That's an interesting idea.Hanslune wrote:Bull-baiting
You may remember this blood sport from centuries past.
I would suggest that Quatloos reinstate this form of entertainment.
I recommend Scott Duncan be chained by the leg to a stake in a pit and Menard, Johnson, Clifford and others be thrown into said pit and we should then watch them throw liens at one another, hefty fee schedules and the odd notices of mistake.
It would be horrid and funny at the same time.....
Every once in while competing gurus show up at the same freedom fest/speakers/forum. Since each successful guru has his/her own spin and theory each guru has to make the decision as to whether he is going to be critical the other guru's theory or just pretend their idea is better.
Menard and Clifford were at the same Vancouver freeman conference a few months before Dean's arrest. Dean took his usual furious approach to the powers that be only to be followed by Menard who said he was fond of Dean but just didn't like his angry ways. It ended up with neither landing a glove on the other.

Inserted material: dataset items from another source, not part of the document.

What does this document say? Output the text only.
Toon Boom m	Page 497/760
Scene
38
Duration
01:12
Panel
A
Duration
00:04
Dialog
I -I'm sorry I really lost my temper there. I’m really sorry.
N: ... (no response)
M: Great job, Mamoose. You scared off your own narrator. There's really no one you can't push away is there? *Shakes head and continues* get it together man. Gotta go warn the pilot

We know that Menard and Belanger don't get along with the latter portraying the former's different theories as "lies".
Menard has been called out a couple of times by Brian Alexander who says the C3PO is bunk.
Just about every guru has a problem with Ben Lowery since he doesn't have any problem with pointing out that freeman theories just don't work in the real world. Doing so breaks the unspoken freeman prime directive that gurus shouldn't point out the insanity of the other guru's theories since doing so might lead to the questioning of one's own theory.
Likewise gurus aren't supposed to point out the instances in which the practitioners of another guru's methods end up jailed or fined. The standard line used at the failure of a freeman theory is that the powers that be and the courts are hopelessly corrupt and as such were forced to slap a jail term or fine on the freeman in question inorder throw a scare into the rest of freemandia. Any freeman, or freeman-lite who points out that a particular theory has failed several times is branded a cowardly shill.
Inexplicably a few freemen like Eldon Warman and Robert Menard have made the colossal marketing error of blaming the failure of their theory on practitioners who it is said "didn't do it right". Peter of England has recently made this error saying that WeRe bank checks bounce because many of his clients didn't know how to properly fill out a check. This just plain nuts, even by freeman logic, because all the gurus need do is blame the powers that be for the failure. Dissing the clients is disaster for freeman gurus since most of their followers became freemen or freewomen in reaction to a mainstream society they see as hypercritical and controlling in the first place!
As we have noted before many freeman gurus are self-distructive and as such end up sliding down the slag heap of the freeman subculture only to be replaced by another guru.
This fall is what we are seeing in the cases of Dean and Bobby.